But this is WUS, and I think most would be a bit more... educated about watches in general (OP seems to have more than a few watches so likely not a newbie). It's not much work to find out what St and Sa mean, not to mention whether the watch is tegimented (which it isn't).

While I wouldn't describe the OP as the other commenter did, it does look seem the OP didn't do much homework and asked pretty basic questions after placing an order.


----------



## Spring-Diver (Jan 26, 2009)

Myron said:


> I loved everything about mine except the polished case, so I had it media blasted. Now it's perfect for me.


That looks perfect to me too
Great idea there

Sent from my iPhone using Tapatalk


----------



## MKN (Mar 27, 2012)

I might have been a bit harsh - but what I saw was either an attempt at trolling or at seeking advice after the fact. Whatever case it annoys me when I see it. If it doesn't bother you then that's fine. 

Sendt fra min ALE-L21 med Tapatalk


----------



## ms55 (Jan 31, 2017)

I recently bought the black one, hope you enjoy the white! Love it so far.


----------



## Myron (Dec 27, 2009)

Spring-Diver said:


> That looks perfect to me too
> Great idea there


Thank you Spring-Diver!


----------



## Wildmans85 (May 25, 2014)

Thanks karmatp, I like the combo too bit it's just a cheap canvas strap I had lying around, threw it on while I wait for a similar but much better quality black cordura strap to arrive.


----------



## ms55 (Jan 31, 2017)

Myron said:


> I loved everything about mine except the polished case, so I had it media blasted. Now it's perfect for me.


huh, interesting look!


----------



## Moss28 (Dec 26, 2017)

That bead blasted case looks good

Sent from my Pixel 2 using Tapatalk


----------



## ms55 (Jan 31, 2017)

I think the bead blasted look def fits the white (I like the normal look with the black dial though)


----------



## spoonman (Dec 14, 2016)

Agreed. That watch is going to get a lot of compliments.


ms55 said:


> I think the bead blasted look def fits the white (I like the normal look with the black dial though)


----------



## biggshockfan (Mar 11, 2018)

Myron said:


> I loved everything about mine except the polished case, so I had it media blasted. Now it's perfect for me.


Beautiful! Where did you get it media blasted?


----------



## Tonystix (Nov 9, 2017)

Nice watch.Enjoy!


----------



## Spring-Diver (Jan 26, 2009)

biggshockfan said:


> Beautiful! Where did you get it media blasted?

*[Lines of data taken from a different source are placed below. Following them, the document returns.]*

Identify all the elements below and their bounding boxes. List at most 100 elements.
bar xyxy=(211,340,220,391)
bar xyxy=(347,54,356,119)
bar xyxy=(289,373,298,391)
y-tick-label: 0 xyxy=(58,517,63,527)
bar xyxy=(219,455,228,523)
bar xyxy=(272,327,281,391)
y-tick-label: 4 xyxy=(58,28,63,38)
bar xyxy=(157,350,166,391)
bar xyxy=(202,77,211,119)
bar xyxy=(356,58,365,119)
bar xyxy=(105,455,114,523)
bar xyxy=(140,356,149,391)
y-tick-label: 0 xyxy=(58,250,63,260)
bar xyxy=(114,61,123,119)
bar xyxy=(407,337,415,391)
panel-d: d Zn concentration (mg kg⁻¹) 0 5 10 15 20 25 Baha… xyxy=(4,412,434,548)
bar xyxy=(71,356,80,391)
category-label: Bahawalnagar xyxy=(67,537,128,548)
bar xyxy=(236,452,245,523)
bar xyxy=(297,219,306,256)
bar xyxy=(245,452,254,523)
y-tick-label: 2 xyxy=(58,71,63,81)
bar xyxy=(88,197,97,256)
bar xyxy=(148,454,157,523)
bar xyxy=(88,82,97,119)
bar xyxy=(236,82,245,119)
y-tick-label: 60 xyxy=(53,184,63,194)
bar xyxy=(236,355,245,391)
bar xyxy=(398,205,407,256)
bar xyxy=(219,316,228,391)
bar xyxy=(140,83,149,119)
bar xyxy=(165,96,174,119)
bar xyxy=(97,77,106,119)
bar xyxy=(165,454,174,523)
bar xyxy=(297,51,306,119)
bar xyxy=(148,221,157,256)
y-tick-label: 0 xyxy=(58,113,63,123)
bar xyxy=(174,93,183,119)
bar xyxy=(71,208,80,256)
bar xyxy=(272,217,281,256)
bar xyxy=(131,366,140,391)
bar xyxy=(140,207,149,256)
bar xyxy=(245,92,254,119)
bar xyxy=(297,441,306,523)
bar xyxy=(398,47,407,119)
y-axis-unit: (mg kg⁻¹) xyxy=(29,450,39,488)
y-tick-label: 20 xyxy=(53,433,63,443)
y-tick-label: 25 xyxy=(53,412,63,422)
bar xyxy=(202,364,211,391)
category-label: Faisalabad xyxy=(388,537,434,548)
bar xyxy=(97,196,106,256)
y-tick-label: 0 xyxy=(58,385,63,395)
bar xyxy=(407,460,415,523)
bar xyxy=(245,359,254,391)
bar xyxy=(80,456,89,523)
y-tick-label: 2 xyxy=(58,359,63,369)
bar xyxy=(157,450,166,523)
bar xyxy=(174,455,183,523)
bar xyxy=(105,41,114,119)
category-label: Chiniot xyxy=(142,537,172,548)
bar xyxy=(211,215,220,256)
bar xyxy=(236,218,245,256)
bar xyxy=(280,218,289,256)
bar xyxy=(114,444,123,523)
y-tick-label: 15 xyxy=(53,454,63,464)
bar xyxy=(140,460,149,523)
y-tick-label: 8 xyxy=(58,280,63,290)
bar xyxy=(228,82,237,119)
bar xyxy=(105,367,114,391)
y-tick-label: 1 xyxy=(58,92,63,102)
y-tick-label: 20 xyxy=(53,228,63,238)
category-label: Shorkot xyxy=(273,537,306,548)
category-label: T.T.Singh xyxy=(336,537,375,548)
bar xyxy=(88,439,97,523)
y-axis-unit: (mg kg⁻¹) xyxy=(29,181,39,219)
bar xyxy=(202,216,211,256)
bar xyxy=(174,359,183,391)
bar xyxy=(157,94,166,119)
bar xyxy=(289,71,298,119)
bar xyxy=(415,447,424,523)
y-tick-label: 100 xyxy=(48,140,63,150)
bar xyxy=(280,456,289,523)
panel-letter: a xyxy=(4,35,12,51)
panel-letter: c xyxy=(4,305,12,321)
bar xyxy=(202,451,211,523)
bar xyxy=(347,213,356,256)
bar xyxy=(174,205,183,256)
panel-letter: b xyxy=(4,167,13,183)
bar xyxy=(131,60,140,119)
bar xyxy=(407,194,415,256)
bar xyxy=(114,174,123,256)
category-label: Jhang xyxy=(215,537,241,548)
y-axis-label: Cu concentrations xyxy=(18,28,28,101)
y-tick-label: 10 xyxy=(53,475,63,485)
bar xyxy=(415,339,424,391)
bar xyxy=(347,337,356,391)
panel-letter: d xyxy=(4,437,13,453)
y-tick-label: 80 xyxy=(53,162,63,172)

My guess, Duarte at Northeast watch works. He's a master blaster seriously though, Duarte does excellent work and good pricing too


Shannon

Sent from my iPad Pro using Tapatalk


----------



## biggshockfan (Mar 11, 2018)

Spring-Diver said:


> My guess, Duarte at Northeast watch works. He's a master blaster seriously though, Duarte does excellent work and good pricing too
> 
> 
> Shannon
> ...


Thanks for the recommendation!

Sent from my iPhone using Tapatalk


----------



## Spring-Diver (Jan 26, 2009)

biggshockfan said:


> Thanks for the recommendation!
> 
> Sent from my iPhone using Tapatalk


Ask for the "fine" bead blast. It's the closest to Sinn's pearl blast 

Sent from my iPhone using Tapatalk


----------



## WantForWatches (Feb 10, 2016)

Seems as though others here have already answered your initial question, so I'll just say enjoy it in good health. I have a black dial 104 and love it. You won't be disappointed!


----------



## debussychopin (Feb 16, 2018)

This thread changed my mind. I think I m going for this white 104 instead of the 556 i was originally intending. The white one is such a more beautiful watch.


----------



## Nclaridge (Feb 23, 2017)

Wildmans85 said:


> Really impressed with mine. My first true white face watch and loving it
> 
> 
> 
> ...


I was never drawn to the white 104, but those photos look goood

Sent from my iPhone using Tapatalk


----------



## steverockalot (Apr 9, 2017)

Fantastic watch, congrats


Sent from my iPad using Tapatalk


----------



## Dave Matison (Mar 24, 2006)

sticky said:


> That just about sums up how I choose a watch. :-d


Yup!


----------



## Ignaceworang (Sep 20, 2015)

Nice watch....with the feinglieder bracelet might be even prettier


----------